The Italian government has begun a serious effort to raise the standard of good design. The country's first Architecture Festival was held last November with the aim of opening a dialogue between the public and state institutions, and of reviving both affection for architecture and the political weight of architecture in Europe. In every large and small Italian city the local branches of the National Council of Architects organised meetings and exhibitions on topics from “architecture in cinema” to “the restoration of historic buildings.” Other activities included: the identification of historic monuments; educational programmes for children; the lighting of public spaces and important buildings; and the display of titles in bookshop windows.
To disseminate the heritage of modern architecture, municipalities also placed plaques on valuable twentieth-century buildings, such as Giuseppe Vaccaro's post office in Naples and Adalberto Libera's Villa Malaparte. In the run-up to the festival a set of such activities was held in Assisi, close to the epicentre of last year's severe earthquake. The architecture prize was awarded to Ignazio Gardella, a senior elder of architecture best known for the tuberculosis sanatorium in Alessandria built in 1933.
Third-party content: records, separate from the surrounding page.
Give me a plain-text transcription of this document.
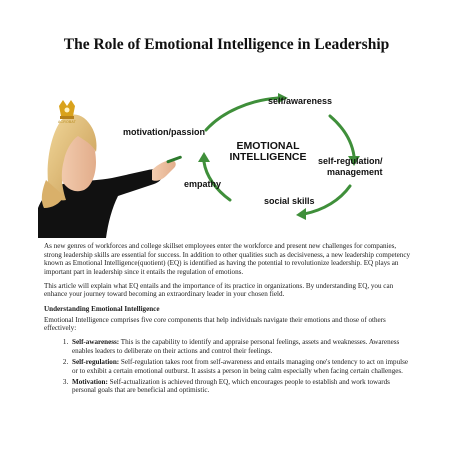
The Role of Emotional Intelligence in Leadership
ACROBAT
self/awareness
motivation/passion
EMOTIONAL
INTELLIGENCE	self-regulation/
management
empathy
social skills

As new genres of workforces and college skillset employees enter the workforce and present new challenges for companies, strong leadership skills are essential for success. In addition to other qualities such as decisiveness, a new leadership competency known as Emotional Intelligence(quotient) (EQ) is identified as having the potential to revolutionize leadership. EQ plays an important part in leadership since it entails the regulation of emotions.

This article will explain what EQ entails and the importance of its practice in organizations. By understanding EQ, you can enhance your journey toward becoming an extraordinary leader in your chosen field.

Understanding Emotional Intelligence

Emotional Intelligence comprises five core components that help individuals navigate their emotions and those of others effectively:

1. Self-awareness: This is the capability to identify and appraise personal feelings, assets and weaknesses. Awareness enables leaders to deliberate on their actions and control their feelings.
2. Self-regulation: Self-regulation takes root from self-awareness and entails managing one's tendency to act on impulse or to exhibit a certain emotional outburst. It assists a person in being calm especially when facing certain challenges.
3. Motivation: Self-actualization is achieved through EQ, which encourages people to establish and work towards personal goals that are beneficial and optimistic.
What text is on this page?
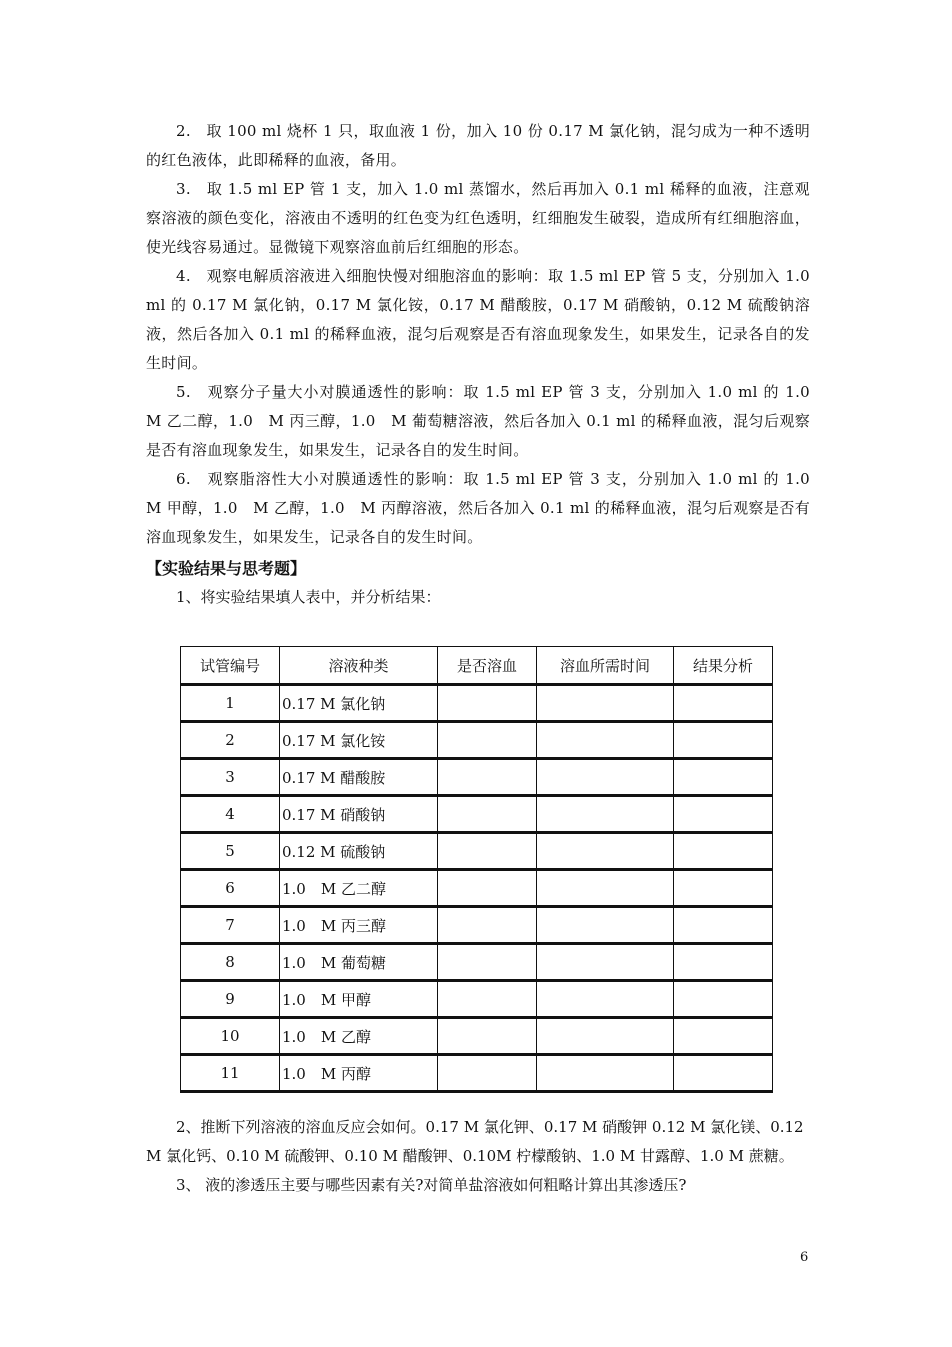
2.　取 100 ml 烧杯 1 只，取血液 1 份，加入 10 份 0.17 M 氯化钠，混匀成为一种不透明的红色液体，此即稀释的血液，备用。

3.　取 1.5 ml EP 管 1 支，加入 1.0 ml 蒸馏水，然后再加入 0.1 ml 稀释的血液，注意观察溶液的颜色变化，溶液由不透明的红色变为红色透明，红细胞发生破裂，造成所有红细胞溶血，使光线容易通过。显微镜下观察溶血前后红细胞的形态。

4.　观察电解质溶液进入细胞快慢对细胞溶血的影响：取 1.5 ml EP 管 5 支，分别加入 1.0 ml 的 0.17 M 氯化钠，0.17 M 氯化铵，0.17 M 醋酸胺，0.17 M 硝酸钠，0.12 M 硫酸钠溶液，然后各加入 0.1 ml 的稀释血液，混匀后观察是否有溶血现象发生，如果发生，记录各自的发生时间。

5.　观察分子量大小对膜通透性的影响：取 1.5 ml EP 管 3 支，分别加入 1.0 ml 的 1.0　M 乙二醇，1.0　M 丙三醇，1.0　M 葡萄糖溶液，然后各加入 0.1 ml 的稀释血液，混匀后观察是否有溶血现象发生，如果发生，记录各自的发生时间。

6.　观察脂溶性大小对膜通透性的影响：取 1.5 ml EP 管 3 支，分别加入 1.0 ml 的 1.0　M 甲醇，1.0　M 乙醇，1.0　M 丙醇溶液，然后各加入 0.1 ml 的稀释血液，混匀后观察是否有溶血现象发生，如果发生，记录各自的发生时间。

【实验结果与思考题】

1、将实验结果填人表中，并分析结果：

试管编号	溶液种类	是否溶血	溶血所需时间	结果分析
1	0.17 M 氯化钠			
2	0.17 M 氯化铵			
3	0.17 M 醋酸胺			
4	0.17 M 硝酸钠			
5	0.12 M 硫酸钠			
6	1.0　M 乙二醇			
7	1.0　M 丙三醇			
8	1.0　M 葡萄糖			
9	1.0　M 甲醇			
10	1.0　M 乙醇			
11	1.0　M 丙醇			

2、推断下列溶液的溶血反应会如何。0.17 M 氯化钾、0.17 M 硝酸钾 0.12 M 氯化镁、0.12 M 氯化钙、0.10 M 硫酸钾、0.10 M 醋酸钾、0.10M 柠檬酸钠、1.0 M 甘露醇、1.0 M 蔗糖。

3、 液的渗透压主要与哪些因素有关?对简单盐溶液如何粗略计算出其渗透压?

6
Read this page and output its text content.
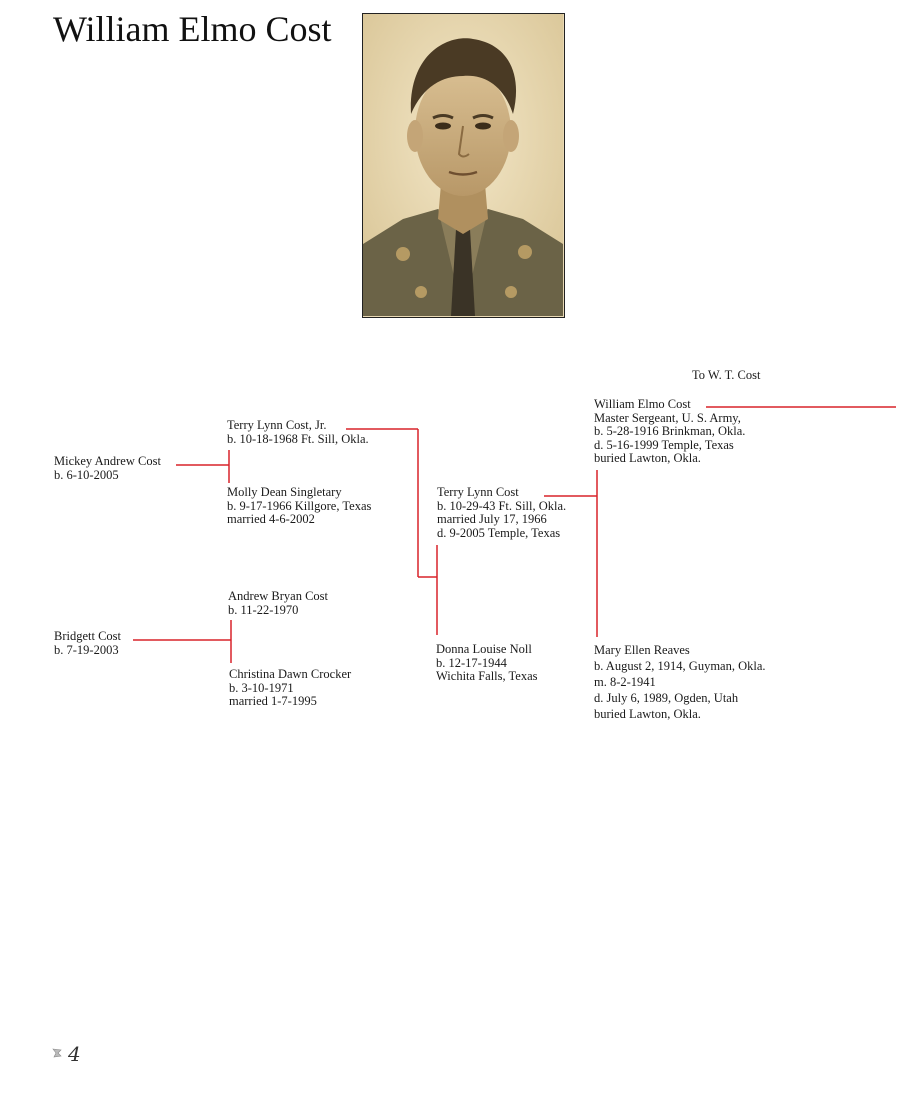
William Elmo Cost
To W. T. Cost
Mickey Andrew Cost
b. 6-10-2005
Terry Lynn Cost, Jr.
b. 10-18-1968 Ft. Sill, Okla.
Molly Dean Singletary
b. 9-17-1966 Killgore, Texas
married 4-6-2002
Bridgett Cost
b. 7-19-2003
Andrew Bryan Cost
b. 11-22-1970
Christina Dawn Crocker
b. 3-10-1971
married 1-7-1995
Terry Lynn Cost
b. 10-29-43 Ft. Sill, Okla.
married July 17, 1966
d. 9-2005 Temple, Texas
Donna Louise Noll
b. 12-17-1944
Wichita Falls, Texas
William Elmo Cost
Master Sergeant, U. S. Army,
b. 5-28-1916 Brinkman, Okla.
d. 5-16-1999 Temple, Texas
buried Lawton, Okla.
Mary Ellen Reaves
b. August 2, 1914, Guyman, Okla.
m. 8-2-1941
d. July 6, 1989, Ogden, Utah
buried Lawton, Okla.
4
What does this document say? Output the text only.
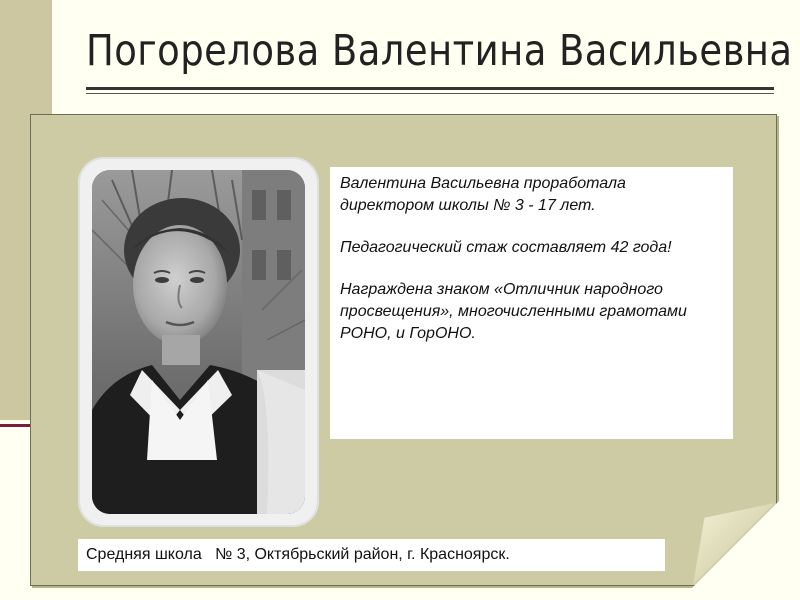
Погорелова Валентина Васильевна

Валентина Васильевна проработала директором школы № 3 - 17 лет.

Педагогический стаж составляет 42 года!

Награждена знаком «Отличник народного просвещения», многочисленными грамотами РОНО, и ГорОНО.

Средняя школа   № 3, Октябрьский район, г. Красноярск.
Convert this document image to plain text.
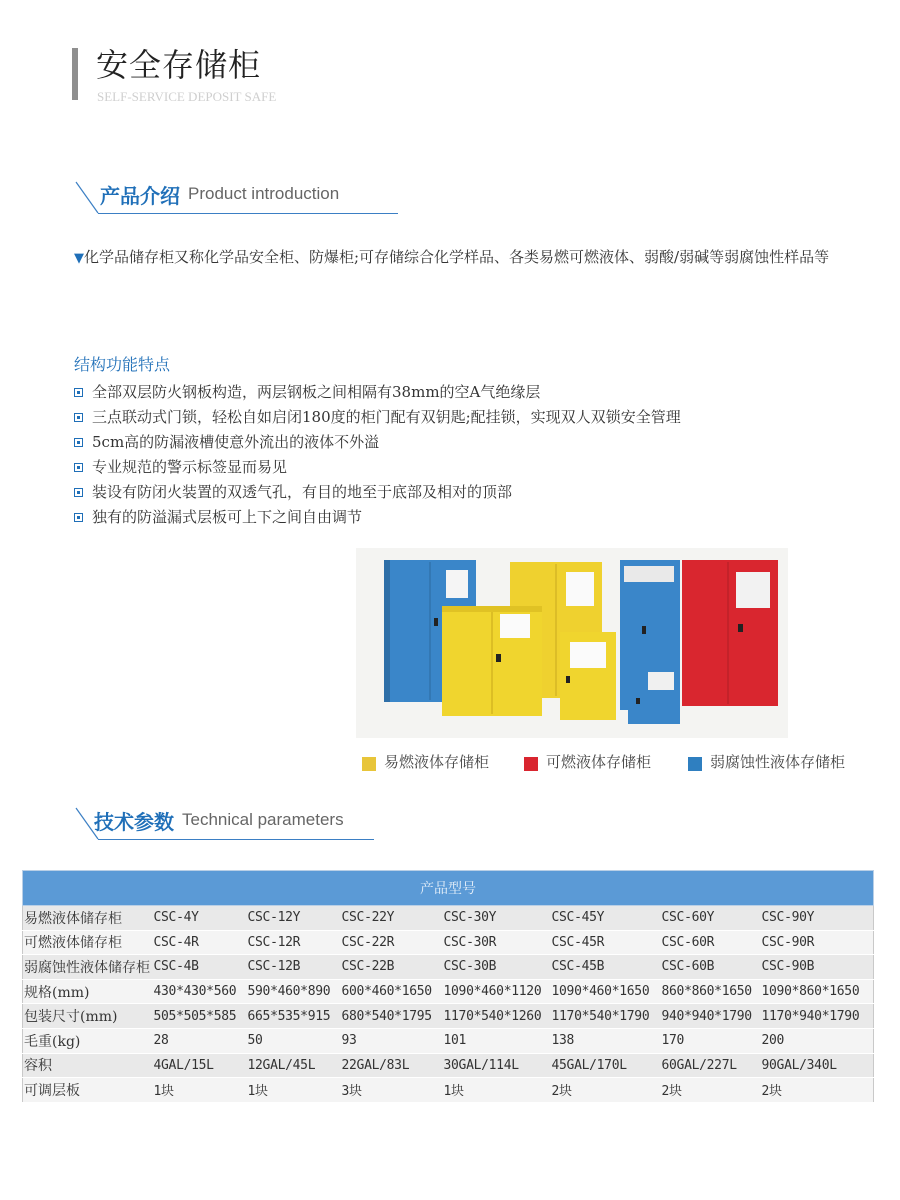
安全存储柜
SELF-SERVICE DEPOSIT SAFE
产品介绍 Product introduction
▼化学品储存柜又称化学品安全柜、防爆柜;可存储综合化学样品、各类易燃可燃液体、弱酸/弱碱等弱腐蚀性样品等
结构功能特点
全部双层防火钢板构造，两层钢板之间相隔有38mm的空A气绝缘层
三点联动式门锁，轻松自如启闭180度的柜门配有双钥匙;配挂锁，实现双人双锁安全管理
5cm高的防漏液槽使意外流出的液体不外溢
专业规范的警示标签显而易见
装设有防闭火装置的双透气孔，有目的地至于底部及相对的顶部
独有的防溢漏式层板可上下之间自由调节
易燃液体存储柜	可燃液体存储柜	弱腐蚀性液体存储柜
技术参数 Technical parameters
产品型号							
易燃液体储存柜	CSC-4Y	CSC-12Y	CSC-22Y	CSC-30Y	CSC-45Y	CSC-60Y	CSC-90Y
可燃液体储存柜	CSC-4R	CSC-12R	CSC-22R	CSC-30R	CSC-45R	CSC-60R	CSC-90R
弱腐蚀性液体储存柜	CSC-4B	CSC-12B	CSC-22B	CSC-30B	CSC-45B	CSC-60B	CSC-90B
规格(mm)	430*430*560	590*460*890	600*460*1650	1090*460*1120	1090*460*1650	860*860*1650	1090*860*1650
包装尺寸(mm)	505*505*585	665*535*915	680*540*1795	1170*540*1260	1170*540*1790	940*940*1790	1170*940*1790
毛重(kg)	28	50	93	101	138	170	200
容积	4GAL/15L	12GAL/45L	22GAL/83L	30GAL/114L	45GAL/170L	60GAL/227L	90GAL/340L
可调层板	1块	1块	3块	1块	2块	2块	2块
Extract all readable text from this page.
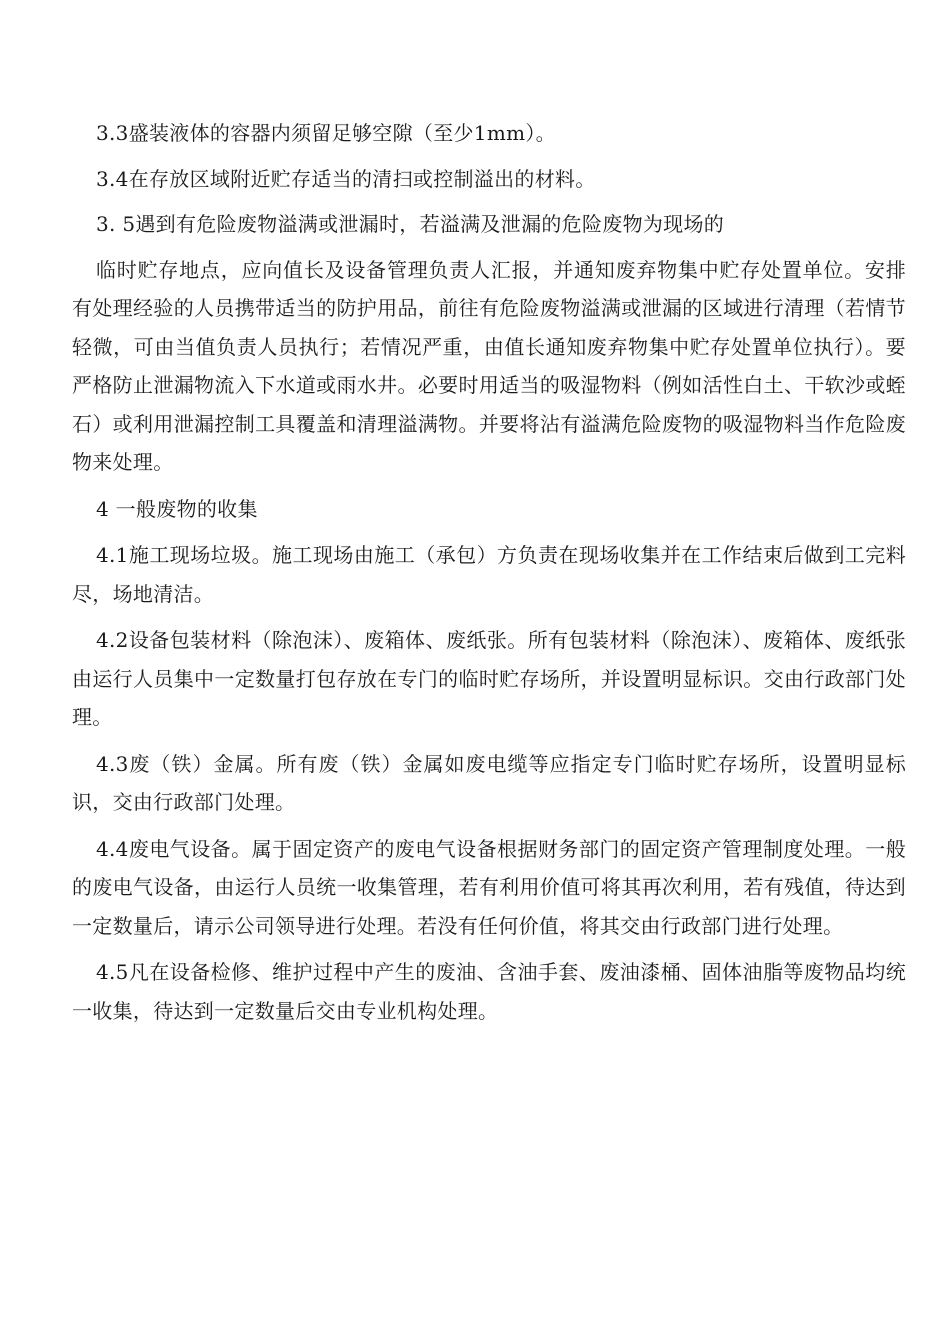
3.3盛装液体的容器内须留足够空隙（至少1mm）。

3.4在存放区域附近贮存适当的清扫或控制溢出的材料。

3. 5遇到有危险废物溢满或泄漏时，若溢满及泄漏的危险废物为现场的

临时贮存地点，应向值长及设备管理负责人汇报，并通知废弃物集中贮存处置单位。安排有处理经验的人员携带适当的防护用品，前往有危险废物溢满或泄漏的区域进行清理（若情节轻微，可由当值负责人员执行；若情况严重，由值长通知废弃物集中贮存处置单位执行）。要严格防止泄漏物流入下水道或雨水井。必要时用适当的吸湿物料（例如活性白土、干软沙或蛭石）或利用泄漏控制工具覆盖和清理溢满物。并要将沾有溢满危险废物的吸湿物料当作危险废物来处理。

4 一般废物的收集

4.1施工现场垃圾。施工现场由施工（承包）方负责在现场收集并在工作结束后做到工完料尽，场地清洁。

4.2设备包装材料（除泡沫）、废箱体、废纸张。所有包装材料（除泡沫）、废箱体、废纸张由运行人员集中一定数量打包存放在专门的临时贮存场所，并设置明显标识。交由行政部门处理。

4.3废（铁）金属。所有废（铁）金属如废电缆等应指定专门临时贮存场所，设置明显标识，交由行政部门处理。

4.4废电气设备。属于固定资产的废电气设备根据财务部门的固定资产管理制度处理。一般的废电气设备，由运行人员统一收集管理，若有利用价值可将其再次利用，若有残值，待达到一定数量后，请示公司领导进行处理。若没有任何价值，将其交由行政部门进行处理。

4.5凡在设备检修、维护过程中产生的废油、含油手套、废油漆桶、固体油脂等废物品均统一收集，待达到一定数量后交由专业机构处理。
The following day, during Europe's first conference on architectural policy, the newly appointed Italian Minister of Culture, Giovanna Melandri, continued the course of her predecessor Walter Veltroni by reaffirming her commitment to preparing new laws on architecture. The critic and historian Bruno Zevi said that passing such laws was essential if architecture was to be rescued from the humiliating condition in which it now finds itself.
Melandri counted architecture as a public need and recommended that the new laws entrust the supervision of building activity to the architect. That shift would bring a fundamental change to the current state of affairs, in which the professional roles of architects, engineers and surveyors are in tension and overlap.